I have a grade for the Orioles’ acquisitions that begins and ends in M with all other letters M in between. Money-motivated mediocrity means marginal marketability. The Orioles could have been in the market for Santander, Burnes, and others. However, the Orioles’ market has been long compromised since MLB impulsively and churlishly injected the Expos (now Nationals) into the Orioles’ market 20 years ago. This was the commencement of MLB’s truncation of a strong and burgeoning Baltimore Orioles market.

Now, all that the Orioles can seemingly afford are this parade of mediocre one-year rentals. Elfin at $18 million, is 62-62 lifetime. Morton, ($15 million) at age 41, is 138-123 lifetime with his best years in 2017-2019 (all with stellar ballclubs), Morton was 45 and 16 in those years. He is 93 and 107 for the remainder of his career. Sugano, at $13 million, has never thrown a pitch in MLB. He has faced only AA and AAA level hitters in Japan. Gratefully, at least to me, they all will walk at the end of the 2025 season. None of those mediocre (at best) starting pitchers figure to be part of the O’s starting rotation at this time next year. Gary Sanchez at $8.5 million, does have some pop as a backup catcher, but he is a one year rental as well. My point is that all of the above are only short term Band-Aids for a roster that is in desperate need of long term commitments and stability.

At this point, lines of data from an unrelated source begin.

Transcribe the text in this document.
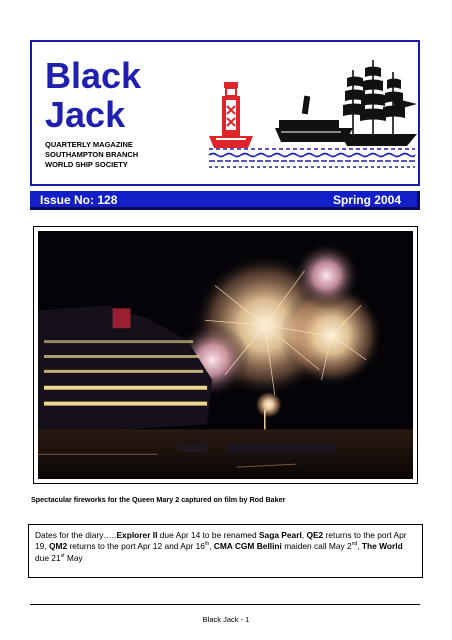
Black
Jack
QUARTERLY MAGAZINE
SOUTHAMPTON BRANCH
WORLD SHIP SOCIETY
Issue No: 128	Spring 2004
Spectacular fireworks for the Queen Mary 2 captured on film by Rod Baker
Dates for the diary…..Explorer II due Apr 14 to be renamed Saga Pearl, QE2 returns to the port Apr 19, QM2 returns to the port Apr 12 and Apr 16th, CMA CGM Bellini maiden call May 2nd, The World due 21st May
Black Jack - 1
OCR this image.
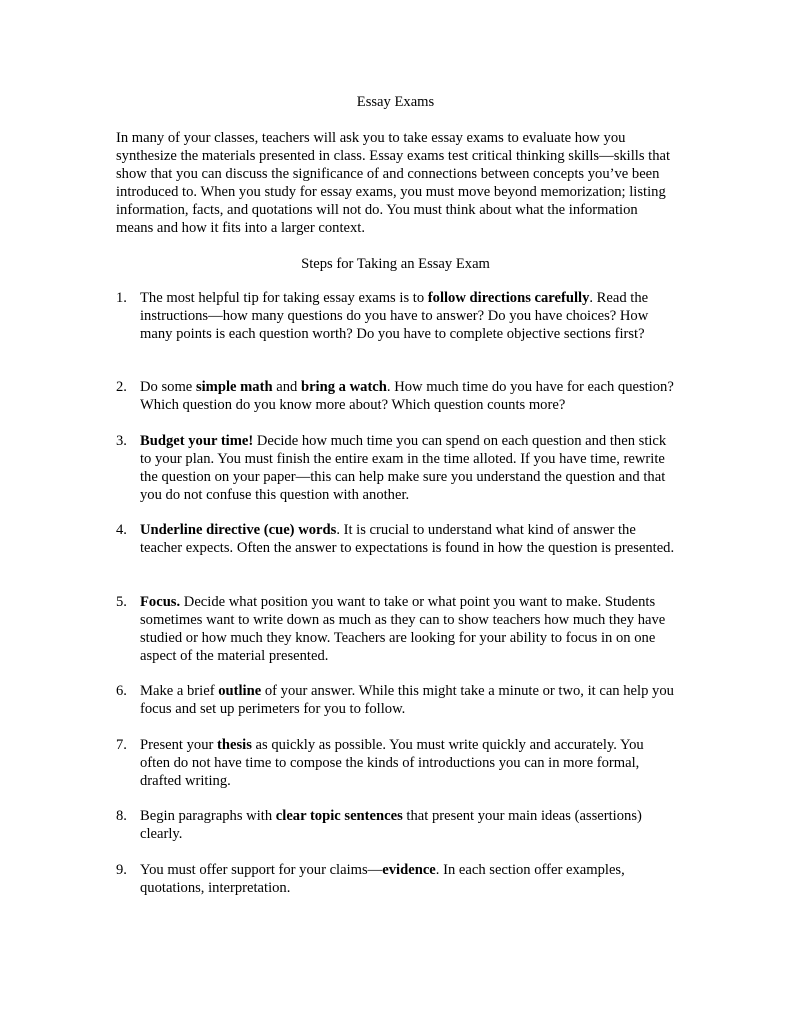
Essay Exams

In many of your classes, teachers will ask you to take essay exams to evaluate how you synthesize the materials presented in class. Essay exams test critical thinking skills—skills that show that you can discuss the significance of and connections between concepts you’ve been introduced to. When you study for essay exams, you must move beyond memorization; listing information, facts, and quotations will not do. You must think about what the information means and how it fits into a larger context.

Steps for Taking an Essay Exam
1. The most helpful tip for taking essay exams is to follow directions carefully. Read the instructions—how many questions do you have to answer? Do you have choices? How many points is each question worth? Do you have to complete objective sections first?
2. Do some simple math and bring a watch. How much time do you have for each question? Which question do you know more about? Which question counts more?
3. Budget your time! Decide how much time you can spend on each question and then stick to your plan. You must finish the entire exam in the time alloted. If you have time, rewrite the question on your paper—this can help make sure you understand the question and that you do not confuse this question with another.
4. Underline directive (cue) words. It is crucial to understand what kind of answer the teacher expects. Often the answer to expectations is found in how the question is presented.
5. Focus. Decide what position you want to take or what point you want to make. Students sometimes want to write down as much as they can to show teachers how much they have studied or how much they know. Teachers are looking for your ability to focus in on one aspect of the material presented.
6. Make a brief outline of your answer. While this might take a minute or two, it can help you focus and set up perimeters for you to follow.
7. Present your thesis as quickly as possible. You must write quickly and accurately. You often do not have time to compose the kinds of introductions you can in more formal, drafted writing.
8. Begin paragraphs with clear topic sentences that present your main ideas (assertions) clearly.
9. You must offer support for your claims—evidence. In each section offer examples, quotations, interpretation.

These starting pitcher acquisitions remind me of steaks that I have consumed at franchise commercial steak houses over the years. I periodically would have a yen for a top quality steak but I could only afford hamburger. My hunger, impulsivity, and my pocketbook conned me into thinking that I was getting a bargain. However, I already knew better. Knowing that I would have to carefully floss to get the gristle out would be my bad memory of real money being spent for mediocrity. The O’s have bought three everyday products who are only, at best, inning eaters. To me, they are roster fillers which are “bargains” which cost real money and will give nothing in return other than mediocrity. It’s insanity to expect anything else. Sounds like gristle between the teeth, doesn’t it? Gristle can tend to give cheap steaks false depth.

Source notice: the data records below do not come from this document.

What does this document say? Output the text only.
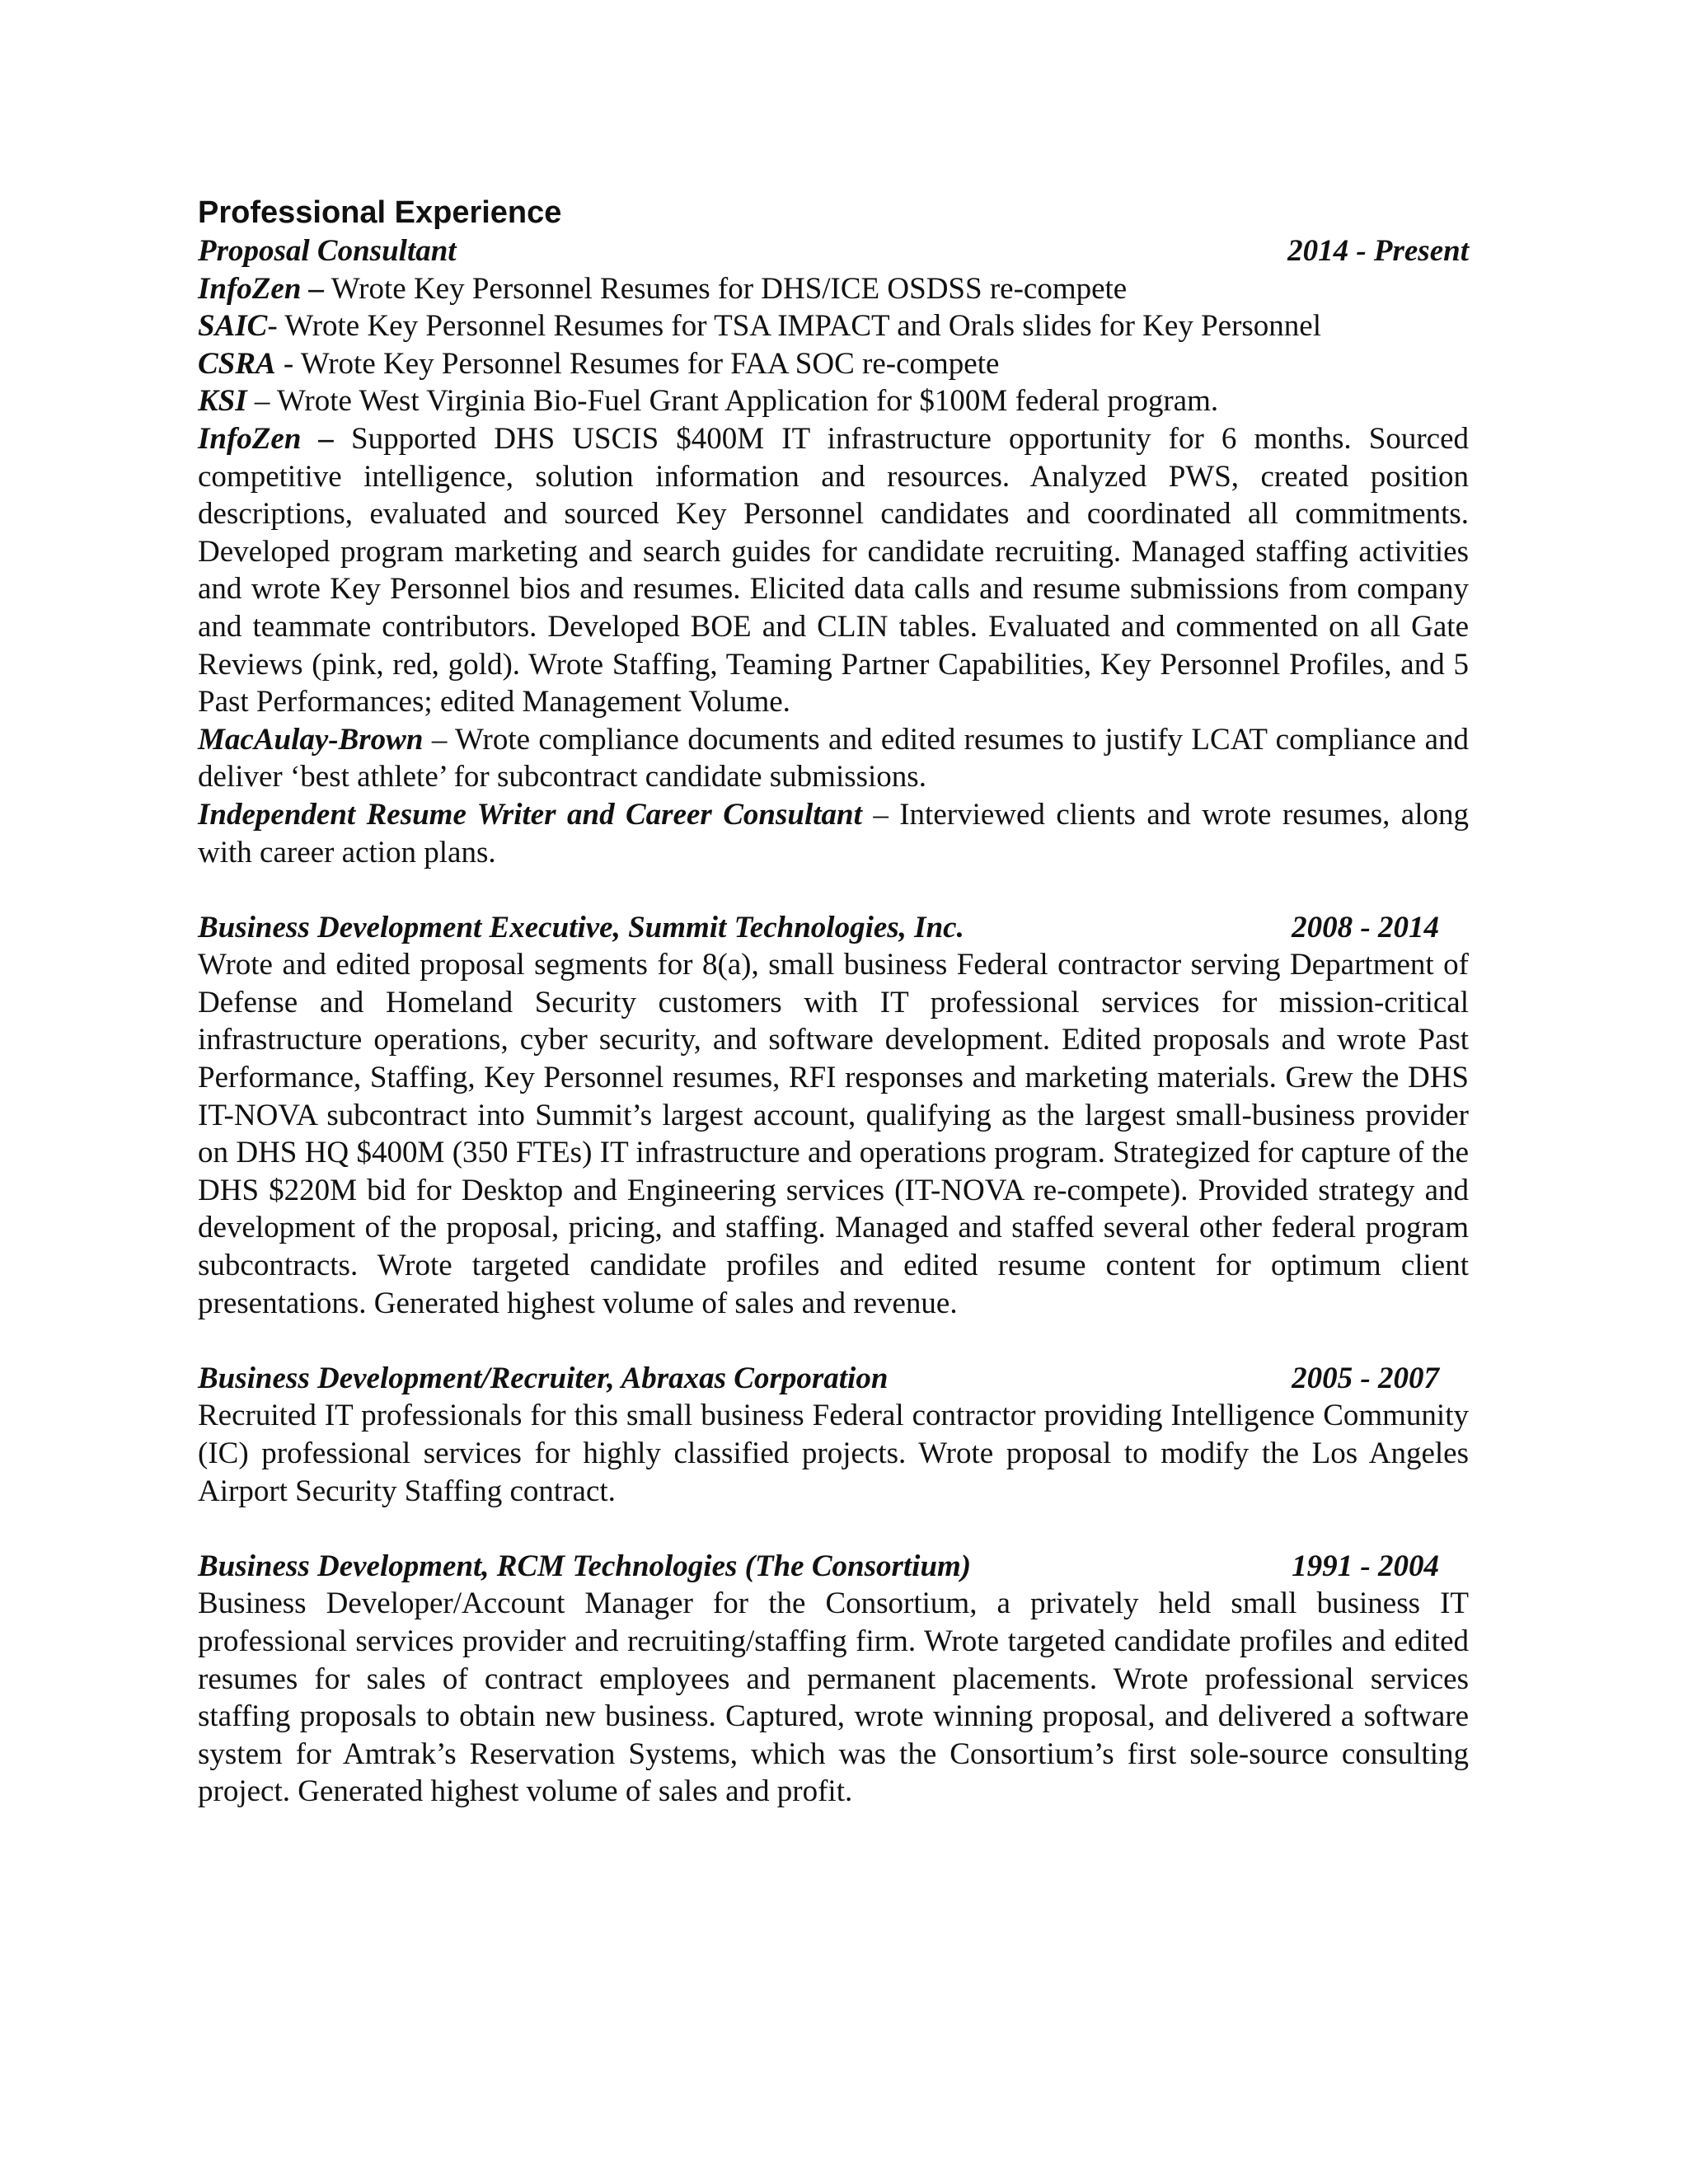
Professional Experience
Proposal Consultant	2014 - Present

InfoZen – Wrote Key Personnel Resumes for DHS/ICE OSDSS re-compete

SAIC- Wrote Key Personnel Resumes for TSA IMPACT and Orals slides for Key Personnel

CSRA - Wrote Key Personnel Resumes for FAA SOC re-compete

KSI – Wrote West Virginia Bio-Fuel Grant Application for $100M federal program.

InfoZen – Supported DHS USCIS $400M IT infrastructure opportunity for 6 months. Sourced competitive intelligence, solution information and resources. Analyzed PWS, created position descriptions, evaluated and sourced Key Personnel candidates and coordinated all commitments. Developed program marketing and search guides for candidate recruiting. Managed staffing activities and wrote Key Personnel bios and resumes. Elicited data calls and resume submissions from company and teammate contributors. Developed BOE and CLIN tables. Evaluated and commented on all Gate Reviews (pink, red, gold). Wrote Staffing, Teaming Partner Capabilities, Key Personnel Profiles, and 5 Past Performances; edited Management Volume.

MacAulay-Brown – Wrote compliance documents and edited resumes to justify LCAT compliance and deliver ‘best athlete’ for subcontract candidate submissions.

Independent Resume Writer and Career Consultant – Interviewed clients and wrote resumes, along with career action plans.

Business Development Executive, Summit Technologies, Inc.	2008 - 2014

Wrote and edited proposal segments for 8(a), small business Federal contractor serving Department of Defense and Homeland Security customers with IT professional services for mission-critical infrastructure operations, cyber security, and software development. Edited proposals and wrote Past Performance, Staffing, Key Personnel resumes, RFI responses and marketing materials. Grew the DHS IT-NOVA subcontract into Summit’s largest account, qualifying as the largest small-business provider on DHS HQ $400M (350 FTEs) IT infrastructure and operations program. Strategized for capture of the DHS $220M bid for Desktop and Engineering services (IT-NOVA re-compete). Provided strategy and development of the proposal, pricing, and staffing. Managed and staffed several other federal program subcontracts. Wrote targeted candidate profiles and edited resume content for optimum client presentations. Generated highest volume of sales and revenue.

Business Development/Recruiter, Abraxas Corporation	2005 - 2007

Recruited IT professionals for this small business Federal contractor providing Intelligence Community (IC) professional services for highly classified projects. Wrote proposal to modify the Los Angeles Airport Security Staffing contract.

Business Development, RCM Technologies (The Consortium)	1991 - 2004

Business Developer/Account Manager for the Consortium, a privately held small business IT professional services provider and recruiting/staffing firm. Wrote targeted candidate profiles and edited resumes for sales of contract employees and permanent placements. Wrote professional services staffing proposals to obtain new business. Captured, wrote winning proposal, and delivered a software system for Amtrak’s Reservation Systems, which was the Consortium’s first sole-source consulting project. Generated highest volume of sales and profit.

Grayson Rodriguez, Dean Kremer, and others will have to step up and stay healthy for the O’s to contend in 2025. Hopefully, Trevor Rogers and Cade Povich will be able to fill in the blanks and prove that they are quality lefties who belong on a contending ballclub. This would allow those three mediocre rentals to help the O’s buy some more time. Last year, the O’s traded two excellent big league ready prospects for Rogers. Connor Norby and Kyle Stowers were apparently expendable for peanuts (thus far) and both traded O’s players produced for the Marlins. Norby hit 9 home runs in 178 at bats with the Marlins in 2024 after being traded there. Those numbers project to around 30 homers with a full season of 600 at bats. Stowers did not fare as well as Norby, but that Stanford product showed in his brief time here that he was big league material. He looked like a quality left-handed hitter. Since Burnes is now gone, what do the O’s have to show for their jettisoning of Joey Ortiz and DL Hall, their top lefty SP prospect? A first round playoff exit, courtesy of the Royals, comes to mind, along with a shallower farm system.

Anyway, none of these new rental starters are lefties. The O’s should have chased left-handed starting pitching free agents who would have thrived at Oriole Park with the still big left field and the short right field flag court where dominating lefties could reign supreme over left handed pull hitters.

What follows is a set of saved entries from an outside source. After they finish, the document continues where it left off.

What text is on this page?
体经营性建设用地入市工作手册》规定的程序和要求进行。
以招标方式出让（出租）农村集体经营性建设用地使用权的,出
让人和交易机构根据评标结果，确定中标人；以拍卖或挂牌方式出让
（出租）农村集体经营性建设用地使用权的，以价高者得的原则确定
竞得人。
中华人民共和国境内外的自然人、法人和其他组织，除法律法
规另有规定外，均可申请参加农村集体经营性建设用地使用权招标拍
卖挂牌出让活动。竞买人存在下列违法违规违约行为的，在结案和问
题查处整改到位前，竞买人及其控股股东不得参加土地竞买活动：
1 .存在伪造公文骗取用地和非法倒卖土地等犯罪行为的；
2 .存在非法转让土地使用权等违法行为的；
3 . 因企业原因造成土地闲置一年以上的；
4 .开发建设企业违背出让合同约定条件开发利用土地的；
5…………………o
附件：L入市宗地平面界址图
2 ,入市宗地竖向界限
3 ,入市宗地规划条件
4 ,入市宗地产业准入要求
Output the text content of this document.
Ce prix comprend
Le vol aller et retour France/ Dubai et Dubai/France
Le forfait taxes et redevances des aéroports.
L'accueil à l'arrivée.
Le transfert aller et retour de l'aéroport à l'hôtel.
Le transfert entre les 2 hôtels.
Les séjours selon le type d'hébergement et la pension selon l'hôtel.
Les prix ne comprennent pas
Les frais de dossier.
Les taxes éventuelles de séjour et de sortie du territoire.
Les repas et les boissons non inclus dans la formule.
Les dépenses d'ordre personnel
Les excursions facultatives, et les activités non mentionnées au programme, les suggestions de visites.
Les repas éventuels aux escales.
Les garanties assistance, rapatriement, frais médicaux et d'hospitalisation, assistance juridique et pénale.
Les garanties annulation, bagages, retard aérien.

If the Orioles won’t be able to afford Henderson or Rutschman in their walk years, then trade them now for players they can sign for long term deals early on. Also, then let’s see what Holliday and Basallo can do in a full major league season. Bring them up and keep them here. Sign them to lifetime deals if appropriate.

It’s ironic isn’t it? The Expos were injected into D.C. 20 years ago. The Orioles will now be the new Expos who develop great talent that they can’t afford to pay as they blossom into superstars.

That’s the moral of the story, isn’t it?

Thanks again for a terrifically written piece that had no gristle for me to try to digest.